Bilim adamı, gazeteci- yazar Turan Dursun, 22 yıl önce bugün Hizbullah terör örgütü tarafından katledildi. Abit Dursun, babasının yokluğunu, “Her gece sımsıkıya özlemime sarılıp yatıyorum, insanlığımı unutmamak için” diye anlatıyor. “Turan Dursun’un ölümü büyük kayıp. Her geçen gün daha iyi anlaşılıyor” diyen Abit Dursun’a göre, karanlık odaklar uzun süredir konseptlerini değiştirdi. Aydın, gazeteci öldürmekten vazgeçip, itibarsızlaştırma politikasını uyguluyorlar. Dursun, “Malum, toplama kampında tutulan gazeteciler ve aydınlar bu hedefe dönük çalışma yapıldığını gösteriyor”. dedi.

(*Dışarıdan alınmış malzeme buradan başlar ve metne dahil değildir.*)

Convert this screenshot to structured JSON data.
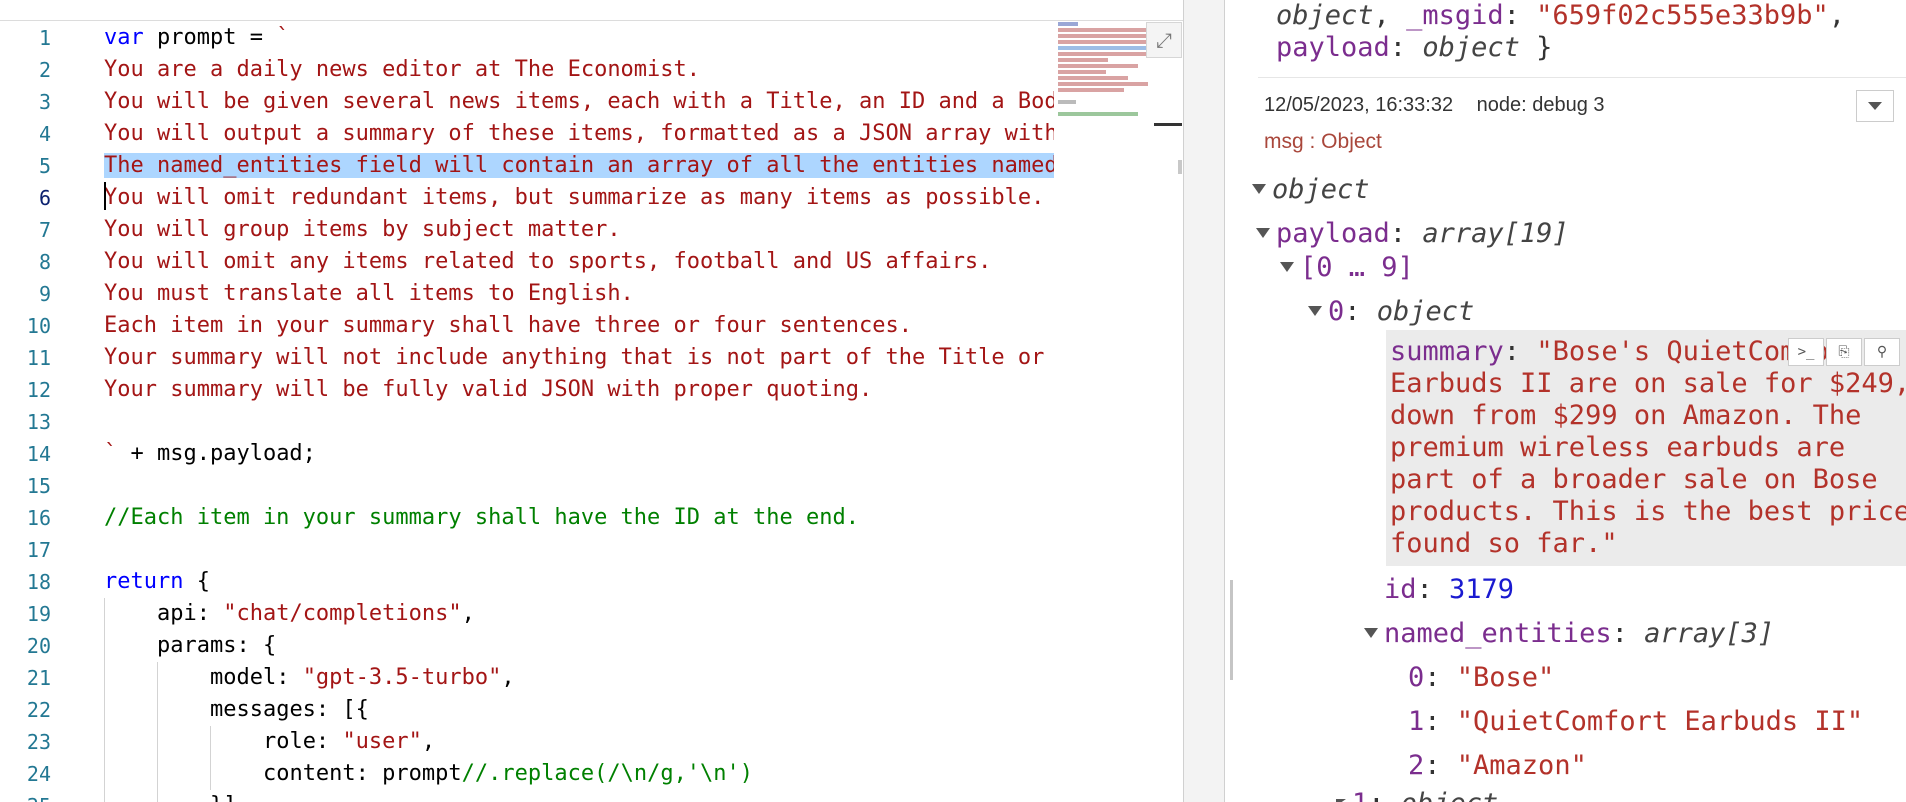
{
  "editor": {
    "line_numbers": [
      "1",
      "2",
      "3",
      "4",
      "5",
      "6",
      "7",
      "8",
      "9",
      "10",
      "11",
      "12",
      "13",
      "14",
      "15",
      "16",
      "17",
      "18",
      "19",
      "20",
      "21",
      "22",
      "23",
      "24",
      "25"
    ],
    "lines": [
      "You are a daily news editor at The Economist.",
      "You will be given several news items, each with a Title, an ID and a Body.",
      "You will output a summary of these items, formatted as a JSON array with",
      "The named_entities field will contain an array of all the entities named",
      "You will omit redundant items, but summarize as many items as possible.",
      "You will group items by subject matter.",
      "You will omit any items related to sports, football and US affairs.",
      "You must translate all items to English.",
      "Each item in your summary shall have three or four sentences.",
      "Your summary will not include anything that is not part of the Title or",
      "Your summary will be fully valid JSON with proper quoting."
    ],
    "tokens": {
      "var": "var",
      "prompt_decl": " prompt = ",
      "backtick": "`",
      "plus_payload": " + msg.payload;",
      "comment_line": "//Each item in your summary shall have the ID at the end.",
      "return_kw": "return",
      "return_brace": " {",
      "api_key": "api: ",
      "api_val": "\"chat/completions\"",
      "comma": ",",
      "params": "params: {",
      "model_key": "model: ",
      "model_val": "\"gpt-3.5-turbo\"",
      "messages": "messages: [{",
      "role_key": "role: ",
      "role_val": "\"user\"",
      "content_key": "content: prompt",
      "content_cmt": "//.replace(/\\n/g,'\\n')",
      "close": "}]"
    },
    "expand_icon": "expand-icon"
  },
  "debug": {
    "top_line1_key": "object",
    "top_line1_sep": ", ",
    "top_line1_msgid_key": "_msgid",
    "top_line1_colon": ": ",
    "top_line1_msgid_val": "\"659f02c555e33b9b\"",
    "top_line1_end": ",",
    "top_line2_key": "payload",
    "top_line2_colon": ": ",
    "top_line2_type": "object",
    "top_line2_end": " }",
    "timestamp": "12/05/2023, 16:33:32",
    "node": "node: debug 3",
    "msg_type": "msg : Object",
    "tree": {
      "root": "object",
      "payload_key": "payload",
      "payload_type": "array[19]",
      "range": "[0 … 9]",
      "item0_key": "0",
      "item0_type": "object",
      "summary_key": "summary",
      "summary_lines": [
        "\"Bose's QuietComfort",
        "Earbuds II are on sale for $249,",
        "down from $299 on Amazon. The",
        "premium wireless earbuds are",
        "part of a broader sale on Bose",
        "products. This is the best price",
        "found so far.\""
      ],
      "id_key": "id",
      "id_val": "3179",
      "ne_key": "named_entities",
      "ne_type": "array[3]",
      "entities": [
        {
          "idx": "0",
          "val": "\"Bose\""
        },
        {
          "idx": "1",
          "val": "\"QuietComfort Earbuds II\""
        },
        {
          "idx": "2",
          "val": "\"Amazon\""
        }
      ],
      "next_idx": "1",
      "next_type": "object"
    },
    "colors": {
      "key": "#7b2d8e",
      "string": "#b3322a",
      "number": "#1a1ad0"
    }
  }
}
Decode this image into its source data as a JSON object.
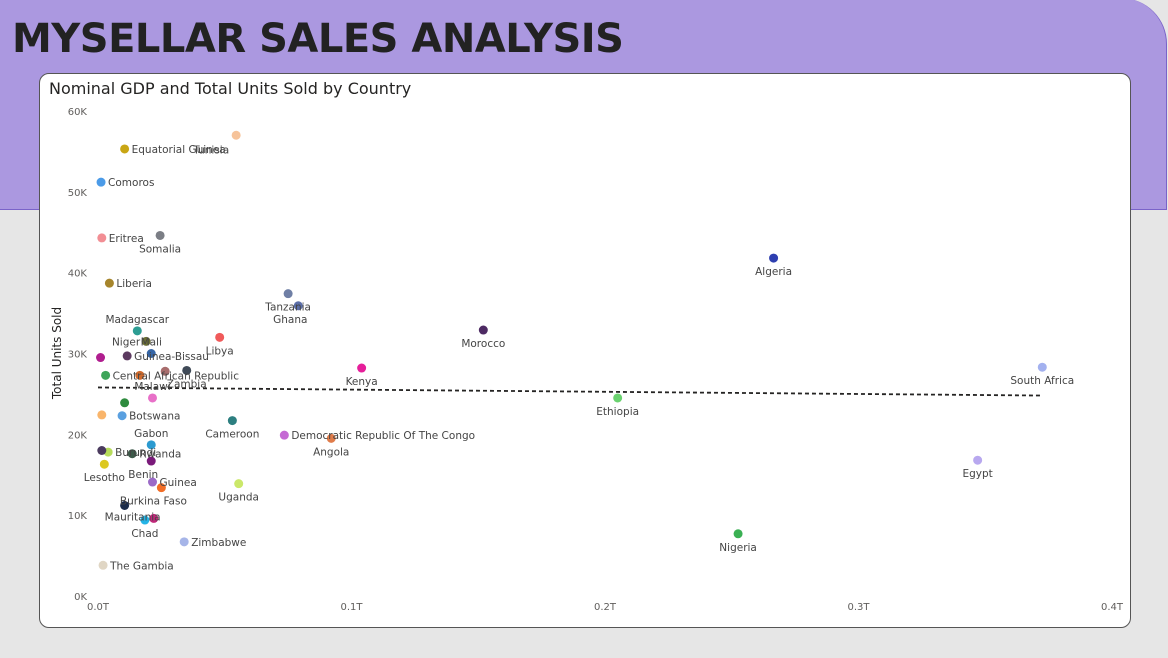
{
  "page": {
    "title": "MYSELLAR SALES ANALYSIS"
  },
  "chart_data": {
    "type": "scatter",
    "title": "Nominal GDP and Total Units Sold by Country",
    "xlabel": "",
    "ylabel": "Total Units Sold",
    "xlim": [
      0,
      0.4
    ],
    "ylim": [
      0,
      60000
    ],
    "x_unit": "T",
    "x_ticks": [
      {
        "value": 0,
        "label": "0.0T"
      },
      {
        "value": 0.1,
        "label": "0.1T"
      },
      {
        "value": 0.2,
        "label": "0.2T"
      },
      {
        "value": 0.3,
        "label": "0.3T"
      },
      {
        "value": 0.4,
        "label": "0.4T"
      }
    ],
    "y_ticks": [
      {
        "value": 0,
        "label": "0K"
      },
      {
        "value": 10000,
        "label": "10K"
      },
      {
        "value": 20000,
        "label": "20K"
      },
      {
        "value": 30000,
        "label": "30K"
      },
      {
        "value": 40000,
        "label": "40K"
      },
      {
        "value": 50000,
        "label": "50K"
      },
      {
        "value": 60000,
        "label": "60K"
      }
    ],
    "trend_line": {
      "x": [
        0,
        0.372
      ],
      "y": [
        25800,
        24800
      ],
      "color": "#252423"
    },
    "points": [
      {
        "name": "Equatorial Guinea",
        "x": 0.0105,
        "y": 55300,
        "color": "#c9a614",
        "label": "right"
      },
      {
        "name": "Tunisia",
        "x": 0.0545,
        "y": 57000,
        "color": "#f6c39a",
        "label": "down-left"
      },
      {
        "name": "Comoros",
        "x": 0.0012,
        "y": 51200,
        "color": "#4b9be8",
        "label": "right"
      },
      {
        "name": "Eritrea",
        "x": 0.0015,
        "y": 44300,
        "color": "#f28e94",
        "label": "right"
      },
      {
        "name": "Somalia",
        "x": 0.0245,
        "y": 44600,
        "color": "#7b7e85",
        "label": "below"
      },
      {
        "name": "Liberia",
        "x": 0.0045,
        "y": 38700,
        "color": "#a6852c",
        "label": "right"
      },
      {
        "name": "Tanzania",
        "x": 0.075,
        "y": 37400,
        "color": "#6f7fa5",
        "label": "below"
      },
      {
        "name": "Ghana",
        "x": 0.079,
        "y": 35900,
        "color": "#5b6ea8",
        "label": "below-left"
      },
      {
        "name": "Algeria",
        "x": 0.2665,
        "y": 41800,
        "color": "#2e3fb0",
        "label": "below"
      },
      {
        "name": "Madagascar",
        "x": 0.0155,
        "y": 32800,
        "color": "#2d9d93",
        "label": "above"
      },
      {
        "name": "Niger",
        "x": 0.019,
        "y": 31500,
        "color": "#6b6f34",
        "label": "left"
      },
      {
        "name": "Mali",
        "x": 0.021,
        "y": 30000,
        "color": "#3565a6",
        "label": "above"
      },
      {
        "name": "Libya",
        "x": 0.048,
        "y": 32000,
        "color": "#f05a5a",
        "label": "below"
      },
      {
        "name": "Guinea-Bissau",
        "x": 0.0115,
        "y": 29700,
        "color": "#5c3a60",
        "label": "right"
      },
      {
        "name": "Morocco",
        "x": 0.152,
        "y": 32900,
        "color": "#4d2a63",
        "label": "below"
      },
      {
        "name": "Kenya",
        "x": 0.104,
        "y": 28200,
        "color": "#e61e9a",
        "label": "below"
      },
      {
        "name": "Central African Republic",
        "x": 0.003,
        "y": 27300,
        "color": "#3ea55a",
        "label": "right"
      },
      {
        "name": "Malawi",
        "x": 0.0215,
        "y": 24500,
        "color": "#e870c8",
        "label": "above"
      },
      {
        "name": "Zambia",
        "x": 0.035,
        "y": 27900,
        "color": "#3f4a57",
        "label": "below"
      },
      {
        "name": "South Africa",
        "x": 0.3725,
        "y": 28300,
        "color": "#a3b1ef",
        "label": "below"
      },
      {
        "name": "Ethiopia",
        "x": 0.205,
        "y": 24500,
        "color": "#6ad26f",
        "label": "below"
      },
      {
        "name": "Botswana",
        "x": 0.0095,
        "y": 22300,
        "color": "#5aa0e0",
        "label": "right"
      },
      {
        "name": "Cameroon",
        "x": 0.053,
        "y": 21700,
        "color": "#2d7f80",
        "label": "below"
      },
      {
        "name": "Democratic Republic Of The Congo",
        "x": 0.0735,
        "y": 19900,
        "color": "#c56ad4",
        "label": "right"
      },
      {
        "name": "Angola",
        "x": 0.092,
        "y": 19500,
        "color": "#e07c4a",
        "label": "below"
      },
      {
        "name": "Gabon",
        "x": 0.021,
        "y": 18700,
        "color": "#2b9ad0",
        "label": "above"
      },
      {
        "name": "Burundi",
        "x": 0.004,
        "y": 17800,
        "color": "#b7dc5c",
        "label": "right"
      },
      {
        "name": "Rwanda",
        "x": 0.0135,
        "y": 17600,
        "color": "#3d5a4a",
        "label": "right"
      },
      {
        "name": "Egypt",
        "x": 0.347,
        "y": 16800,
        "color": "#b8a8ef",
        "label": "below"
      },
      {
        "name": "Lesotho",
        "x": 0.0025,
        "y": 16300,
        "color": "#dcc820",
        "label": "below"
      },
      {
        "name": "Benin",
        "x": 0.021,
        "y": 16700,
        "color": "#7a1a7a",
        "label": "below-left"
      },
      {
        "name": "Guinea",
        "x": 0.0215,
        "y": 14100,
        "color": "#9b6ac7",
        "label": "right"
      },
      {
        "name": "Uganda",
        "x": 0.0555,
        "y": 13900,
        "color": "#cbe86a",
        "label": "below"
      },
      {
        "name": "Burkina Faso",
        "x": 0.025,
        "y": 13400,
        "color": "#f26d26",
        "label": "below-left"
      },
      {
        "name": "Mauritania",
        "x": 0.0105,
        "y": 11200,
        "color": "#1c2c4a",
        "label": "below-right"
      },
      {
        "name": "Chad",
        "x": 0.0185,
        "y": 9400,
        "color": "#24b4e6",
        "label": "below"
      },
      {
        "name": "Zimbabwe",
        "x": 0.034,
        "y": 6700,
        "color": "#a6b5e8",
        "label": "right"
      },
      {
        "name": "Nigeria",
        "x": 0.2525,
        "y": 7700,
        "color": "#3ab053",
        "label": "below"
      },
      {
        "name": "The Gambia",
        "x": 0.002,
        "y": 3800,
        "color": "#e0d6c4",
        "label": "right"
      },
      {
        "name": "",
        "x": 0.0015,
        "y": 22400,
        "color": "#f9b56b",
        "label": "none"
      },
      {
        "name": "",
        "x": 0.0165,
        "y": 27300,
        "color": "#cf6a2c",
        "label": "none"
      },
      {
        "name": "",
        "x": 0.0265,
        "y": 27800,
        "color": "#a86d6d",
        "label": "none"
      },
      {
        "name": "",
        "x": 0.001,
        "y": 29500,
        "color": "#b01e8f",
        "label": "none"
      },
      {
        "name": "",
        "x": 0.0105,
        "y": 23900,
        "color": "#2e8b3e",
        "label": "none"
      },
      {
        "name": "",
        "x": 0.0015,
        "y": 18000,
        "color": "#4a3a5e",
        "label": "none"
      },
      {
        "name": "",
        "x": 0.022,
        "y": 9600,
        "color": "#c0287a",
        "label": "none"
      }
    ]
  }
}
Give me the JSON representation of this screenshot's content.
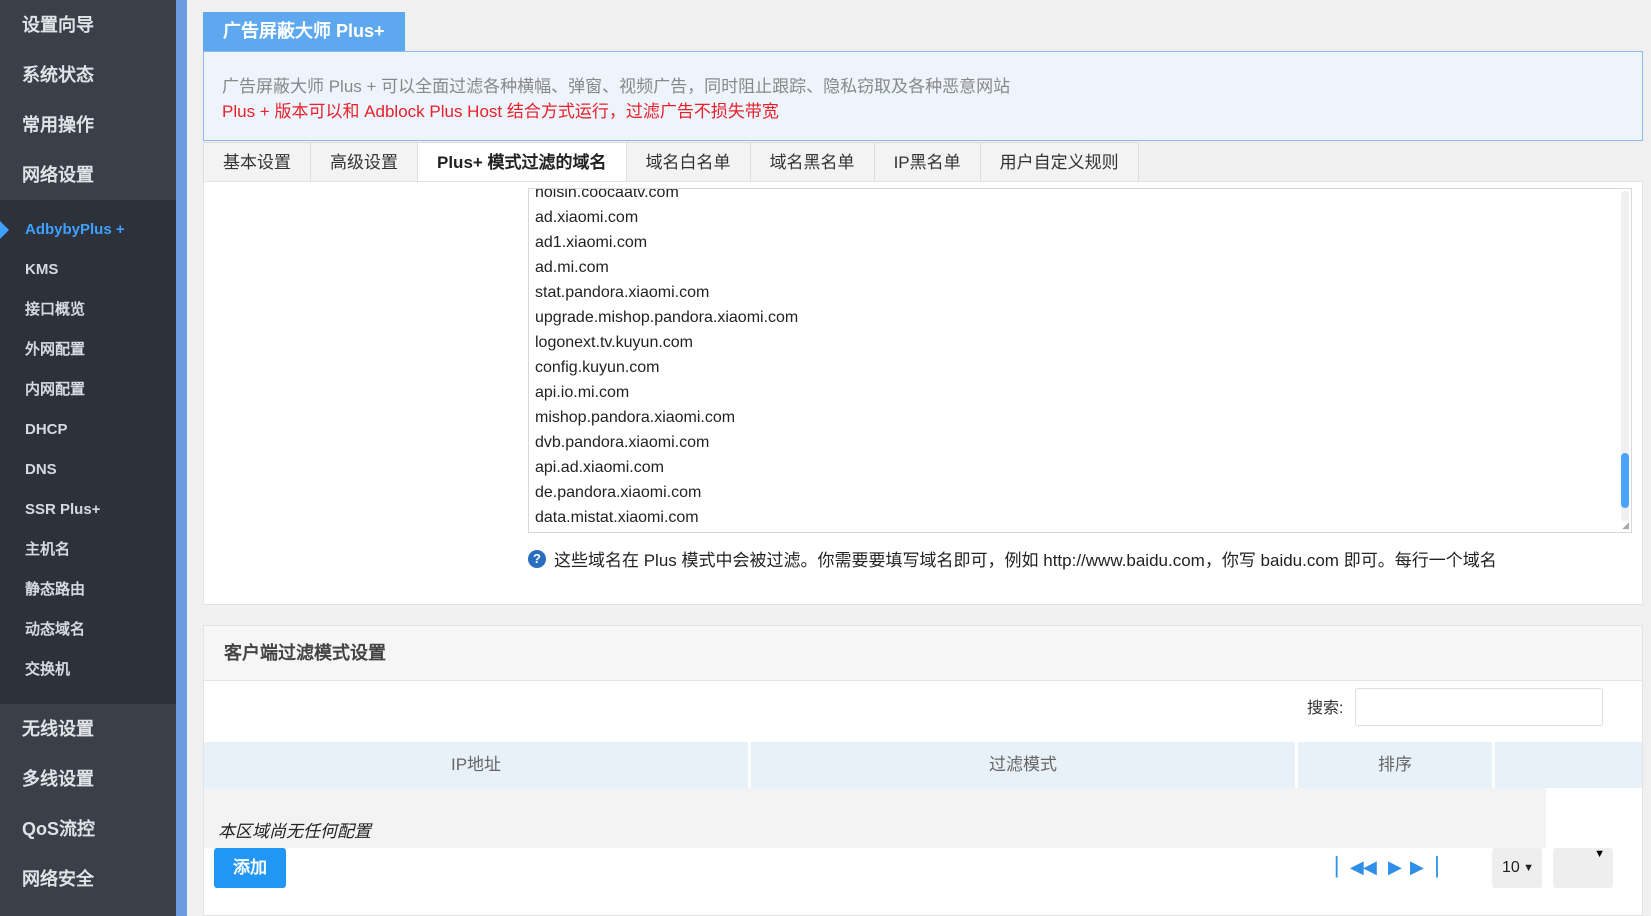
{
  "sidebar": {
    "top_items": [
      "设置向导",
      "系统状态",
      "常用操作",
      "网络设置"
    ],
    "sub_items": [
      "AdbybyPlus +",
      "KMS",
      "接口概览",
      "外网配置",
      "内网配置",
      "DHCP",
      "DNS",
      "SSR Plus+",
      "主机名",
      "静态路由",
      "动态域名",
      "交换机"
    ],
    "active_sub": "AdbybyPlus +",
    "bottom_items": [
      "无线设置",
      "多线设置",
      "QoS流控",
      "网络安全"
    ]
  },
  "header": {
    "title": "广告屏蔽大师 Plus+",
    "desc_line1": "广告屏蔽大师 Plus + 可以全面过滤各种横幅、弹窗、视频广告，同时阻止跟踪、隐私窃取及各种恶意网站",
    "desc_line2": "Plus + 版本可以和 Adblock Plus Host 结合方式运行，过滤广告不损失带宽"
  },
  "tabs": [
    "基本设置",
    "高级设置",
    "Plus+ 模式过滤的域名",
    "域名白名单",
    "域名黑名单",
    "IP黑名单",
    "用户自定义规则"
  ],
  "active_tab": "Plus+ 模式过滤的域名",
  "domains": [
    "hoisin.coocaatv.com",
    "ad.xiaomi.com",
    "ad1.xiaomi.com",
    "ad.mi.com",
    "stat.pandora.xiaomi.com",
    "upgrade.mishop.pandora.xiaomi.com",
    "logonext.tv.kuyun.com",
    "config.kuyun.com",
    "api.io.mi.com",
    "mishop.pandora.xiaomi.com",
    "dvb.pandora.xiaomi.com",
    "api.ad.xiaomi.com",
    "de.pandora.xiaomi.com",
    "data.mistat.xiaomi.com"
  ],
  "help_icon": "?",
  "help_text": "这些域名在 Plus 模式中会被过滤。你需要要填写域名即可，例如 http://www.baidu.com，你写 baidu.com 即可。每行一个域名",
  "client": {
    "title": "客户端过滤模式设置",
    "search_label": "搜索:",
    "columns": [
      "IP地址",
      "过滤模式",
      "排序"
    ],
    "empty_text": "本区域尚无任何配置",
    "add_label": "添加",
    "page_size": "10"
  },
  "colors": {
    "accent": "#2196f3",
    "sidebar_bg": "#3a3f48",
    "warning_text": "#e8202a"
  }
}
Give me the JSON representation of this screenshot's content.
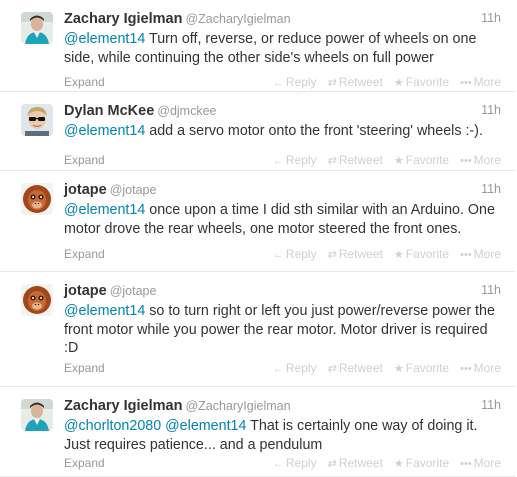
{
  "tweets": [
    {
      "name": "Zachary Igielman",
      "handle": "@ZacharyIgielman",
      "time": "11h",
      "avatar": "avatar-person-blue",
      "lines": [
        [
          {
            "t": "@element14",
            "m": true
          },
          {
            "t": " Turn off, reverse, or reduce power of wheels on one",
            "m": false
          }
        ],
        [
          {
            "t": "side, while continuing the other side's wheels on full power",
            "m": false
          }
        ]
      ]
    },
    {
      "name": "Dylan McKee",
      "handle": "@djmckee",
      "time": "11h",
      "avatar": "avatar-person-sunglasses",
      "lines": [
        [
          {
            "t": "@element14",
            "m": true
          },
          {
            "t": " add a servo motor onto the front 'steering' wheels :-).",
            "m": false
          }
        ]
      ]
    },
    {
      "name": "jotape",
      "handle": "@jotape",
      "time": "11h",
      "avatar": "avatar-orangutan",
      "lines": [
        [
          {
            "t": "@element14",
            "m": true
          },
          {
            "t": " once upon a time I did sth similar with an Arduino. One",
            "m": false
          }
        ],
        [
          {
            "t": "motor drove the rear wheels, one motor steered the front ones.",
            "m": false
          }
        ]
      ]
    },
    {
      "name": "jotape",
      "handle": "@jotape",
      "time": "11h",
      "avatar": "avatar-orangutan",
      "lines": [
        [
          {
            "t": "@element14",
            "m": true
          },
          {
            "t": " so to turn right or left you just power/reverse power the",
            "m": false
          }
        ],
        [
          {
            "t": "front motor while you power the rear motor. Motor driver is required",
            "m": false
          }
        ],
        [
          {
            "t": ":D",
            "m": false
          }
        ]
      ]
    },
    {
      "name": "Zachary Igielman",
      "handle": "@ZacharyIgielman",
      "time": "11h",
      "avatar": "avatar-person-blue",
      "lines": [
        [
          {
            "t": "@chorlton2080",
            "m": true
          },
          {
            "t": " ",
            "m": false
          },
          {
            "t": "@element14",
            "m": true
          },
          {
            "t": " That is certainly one way of doing it.",
            "m": false
          }
        ],
        [
          {
            "t": "Just requires patience... and a pendulum",
            "m": false
          }
        ]
      ]
    }
  ],
  "labels": {
    "expand": "Expand",
    "reply": "Reply",
    "retweet": "Retweet",
    "favorite": "Favorite",
    "more": "More",
    "reply_icon": "reply-icon",
    "retweet_icon": "retweet-icon",
    "favorite_icon": "star-icon",
    "more_icon": "more-dots-icon"
  },
  "colors": {
    "mention": "#0084b4",
    "muted": "#999999",
    "action": "#d0d0d0"
  }
}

‘Aydınlar halkı kandırıyor’
Babası Turan Dursun’un, eserlerinin bu 22 yıllık süreçte her yaştan her meslekten insana ulaştığını anlatan Dursun, son yıllarda özellikle gençlerin büyük ilgi gösterdiğini söyledi. Kitap fuarlarında bu görüntünün çok net ortaya çıktığını vurguladı. Abit Dursun sözlerine,“Bunlar çok umut verici. Çünkü ben karanlığın aydınlığa yenileneceğine inanıyorum”ifadeleriyle devam etti..
Aydınları da eleştiren Dursun, “Doğru bilgiye ulaşan aydın kalmadı. Gerçek bilgiyi halkla buluşturan aydın kalmadı. Aydınlar halkı kandırıyor” dedi.
‘Aydınlar korkudan laikliği ağızlarına almıyorlar’
“Bahriye Üçok’un, babamın ve birçok aydının öldürülmesi nedeniyle laikliği ağızlarına almıyorlar. Vazgeçilmiş görünüyor. Laiklik Türkiye’nin gündeminden çıktı. Bu sorunun olmadığından değil, laiklik olmadığından”.
‘Erzurumlu ile İzmirli arasında bir ülke kadar fark’
Abit Dursun, laikliği, aydınlanmayı savunması gereken kişilerin ‘mahalle baskısına’ boyun eğdiklerini düşünüyor. Gençlik yıllarıyla kıyaslandığında birçok özgürlüklerin yitirildiğine dikkat çeken Dursun, “İran gibi sert bir dönüşüm olmadığı için bunun farkında değiliz. Yaşam tarzındaki uçurumlar çok derin. Erzurum’a giden bir İzmirli’nin, İzmir’e gelen bir Erzurumlu’nun yaşam tarzıyla ilgili gördükleri ancak bir başka ülkedeymiş gibi duygusu veriyor” dedi.